“Le livre // n’est là que pour nous délivrer”, écrit Gérard Pfister. Poesibao propose parallèlement une note de lecture du livre.
3
Le livre ne témoigne
ni ne prolonge
il éveille
10
que de livres
sans enjeu
où rien n’est à tenter
35
La matière
la lumière du monde
comme elle ruisselle
43
Les choses
sont poussière
ne restent que les noms
78
La lecture
a cessé
l’expérience continue
103
Le paysage
n’est plus
qu’une ligne noire de forêts
174
Le minuscule chatoiement
de presque riens
de lumière
189
Qu’enfin
se relâchent
les rudes mâchoires du sens
212
La fugue
des mots ne dit
que la fuite du monde
336
Un livre
est un tombeau
un berceau
382
Le livre
nous dilate
nous fait poreux au monde
488
Ne parle pas
du livre
seulement de l’expérience
Gérard Pfister, Le livre, suivi de L’expérience des mots, coll. Les Cahiers d’Arfuyen n° 253, Arfuyen, 2023, 228 p., 17€
Sur le site de l’éditeur :
Le Livre est porté par une folle ambition : faire à la fois éprouver (par les poèmes) et comprendre (par la prose) ce que c’est qu’écrire, lire, vivre parmi les mots. Livre, autant que réflexion sur le livre. Livre-miroir de ce qu’est pour chacun « L’expérience des mots », titre de l’essai qui clôture l’ensemble.
Avec Ce qui n’a pas de nom (2019) et Hautes Huttes (2021), Le Livre constitue le dernier volet d’un triptyque de 2500 poèmes et près de 1000 pages : Les Jeux de la lumière et des voix. Il en est à la fois le couronnement et le mode d’emploi.
Aux 1000 quatrains de chacun des deux volumes précédents succèdent ici 500 tercets. L’essai qui les suit, « L’expérience des mots », explicite le sens de l’ensemble, mais aussi de la poésie et de la littérature elles-mêmes.

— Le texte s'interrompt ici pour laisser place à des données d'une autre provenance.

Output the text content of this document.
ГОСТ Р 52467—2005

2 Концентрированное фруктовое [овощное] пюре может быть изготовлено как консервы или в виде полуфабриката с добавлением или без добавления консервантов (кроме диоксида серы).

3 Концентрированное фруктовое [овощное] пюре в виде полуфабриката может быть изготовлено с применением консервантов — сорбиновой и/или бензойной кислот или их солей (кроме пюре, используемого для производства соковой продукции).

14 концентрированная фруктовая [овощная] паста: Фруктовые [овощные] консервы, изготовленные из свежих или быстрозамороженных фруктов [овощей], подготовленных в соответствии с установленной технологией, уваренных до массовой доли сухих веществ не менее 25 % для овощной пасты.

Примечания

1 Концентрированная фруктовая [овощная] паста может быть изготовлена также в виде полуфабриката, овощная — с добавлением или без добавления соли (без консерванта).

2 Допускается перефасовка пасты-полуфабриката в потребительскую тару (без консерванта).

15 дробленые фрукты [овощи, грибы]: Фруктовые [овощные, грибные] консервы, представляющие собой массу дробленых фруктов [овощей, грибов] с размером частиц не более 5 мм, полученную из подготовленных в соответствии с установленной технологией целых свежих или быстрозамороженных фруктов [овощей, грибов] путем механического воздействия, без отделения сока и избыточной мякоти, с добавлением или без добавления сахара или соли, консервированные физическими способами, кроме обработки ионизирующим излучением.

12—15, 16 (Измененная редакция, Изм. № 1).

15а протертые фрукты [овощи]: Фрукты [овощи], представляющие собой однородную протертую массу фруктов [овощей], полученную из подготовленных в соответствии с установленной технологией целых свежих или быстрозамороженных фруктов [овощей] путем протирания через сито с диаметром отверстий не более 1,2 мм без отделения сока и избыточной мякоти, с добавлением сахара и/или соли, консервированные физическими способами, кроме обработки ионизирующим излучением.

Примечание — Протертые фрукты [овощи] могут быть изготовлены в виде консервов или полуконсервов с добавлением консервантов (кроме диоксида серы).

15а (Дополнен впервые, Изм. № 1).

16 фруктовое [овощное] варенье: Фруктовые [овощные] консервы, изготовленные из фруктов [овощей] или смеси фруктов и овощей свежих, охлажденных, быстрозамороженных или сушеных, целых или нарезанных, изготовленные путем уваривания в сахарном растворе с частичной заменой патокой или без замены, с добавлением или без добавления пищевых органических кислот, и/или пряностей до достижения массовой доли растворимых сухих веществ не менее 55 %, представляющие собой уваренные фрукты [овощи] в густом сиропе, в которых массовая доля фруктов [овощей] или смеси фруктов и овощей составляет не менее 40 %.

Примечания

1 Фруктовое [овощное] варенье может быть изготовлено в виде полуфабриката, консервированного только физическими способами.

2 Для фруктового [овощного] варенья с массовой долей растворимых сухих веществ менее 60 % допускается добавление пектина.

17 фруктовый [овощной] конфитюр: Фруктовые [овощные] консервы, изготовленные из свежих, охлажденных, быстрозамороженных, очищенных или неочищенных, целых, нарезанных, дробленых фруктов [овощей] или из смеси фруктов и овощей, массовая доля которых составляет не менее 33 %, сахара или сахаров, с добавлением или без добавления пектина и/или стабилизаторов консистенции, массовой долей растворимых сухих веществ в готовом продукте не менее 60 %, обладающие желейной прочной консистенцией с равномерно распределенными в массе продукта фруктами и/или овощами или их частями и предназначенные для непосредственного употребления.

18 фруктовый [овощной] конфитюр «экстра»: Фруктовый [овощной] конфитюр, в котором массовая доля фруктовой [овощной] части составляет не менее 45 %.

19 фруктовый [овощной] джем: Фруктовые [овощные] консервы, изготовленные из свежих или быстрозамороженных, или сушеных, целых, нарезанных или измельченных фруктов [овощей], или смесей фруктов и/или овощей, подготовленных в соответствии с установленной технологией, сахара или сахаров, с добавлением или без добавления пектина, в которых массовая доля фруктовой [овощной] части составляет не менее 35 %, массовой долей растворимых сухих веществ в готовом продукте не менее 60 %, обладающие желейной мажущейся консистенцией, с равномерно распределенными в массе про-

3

Car nous vivons parmi les mots bien plus que parmi les choses. Et aujourd’hui tout particulièrement où nous sommes plus que jamais coupés de la nature. Enfermés dans un monde de signifiants tellement proliférants qu’ils en viennent à ne plus signifier qu’eux-mêmes et nous priver de tout recours.
À quoi sert le livre ? Non pas à nous couper davantage encore du monde, à nous isoler dans les ruminations dérisoires d’un ego malheureux. Non, tout au contraire : il s’agit d’ajourer les mots, de les rendre transparents, fluides, pour qu’ils deviennent une fenêtre sur le réel, sur la nudité inquiétante et merveilleuse du réel. Pour qu’ils deviennent passage.
« Le livre / n’est là // que pour nous délivrer ». Nous délivrer des mots par un autre usage des mots. Nous délivrer du livre, et ainsi nous délivrer de nous-mêmes. Car, dit le premier poème, « Ce n’est pas du livre / qu’il faut parler // mais de l’expérience ». Et le second : « Que serait un livre // si ce n’est le silence / où il nous fait entrer ». C’est cette expérience de « délivrance », d’ouverture, qui est l’enjeu du livre : notre liberté même.
Gérard Pfister est né en 1951 d’une famille qui, du côté paternel, était établie à Colmar de longue date. Du côté maternel, les activités sont tournées vers les pierres précieuses, en relation avec le milieu diamantaire néerlandais. C’est ainsi qu’il est en proche parenté avec la famille d’Etty Hillesum.
Il soutient en 1975 une thèse de doctorat sur le poète dadaïste Pierre de Massot. Dada, en filiation avec la mystique rhénane, demeurera tout au long de son travail un point de repère essentiel et constant.
Du nom d’une montagne où il possédait alors une maison de berger, face au Mont Ventoux, il crée en 1975 avec quelques amis les éditions Arfuyen dont il assurera sans interruption la direction littéraire.
Nombreux voyages en Italie mais aussi également en Turquie, vers laquelle il est tourné par des liens familiaux. Il a réalisé également de nombreuses traductions de l’allemand, de l’anglais, de l’italien et du turc. Il partage son temps entre Paris, Strasbourg et les Hautes-Vosges alsaciennes.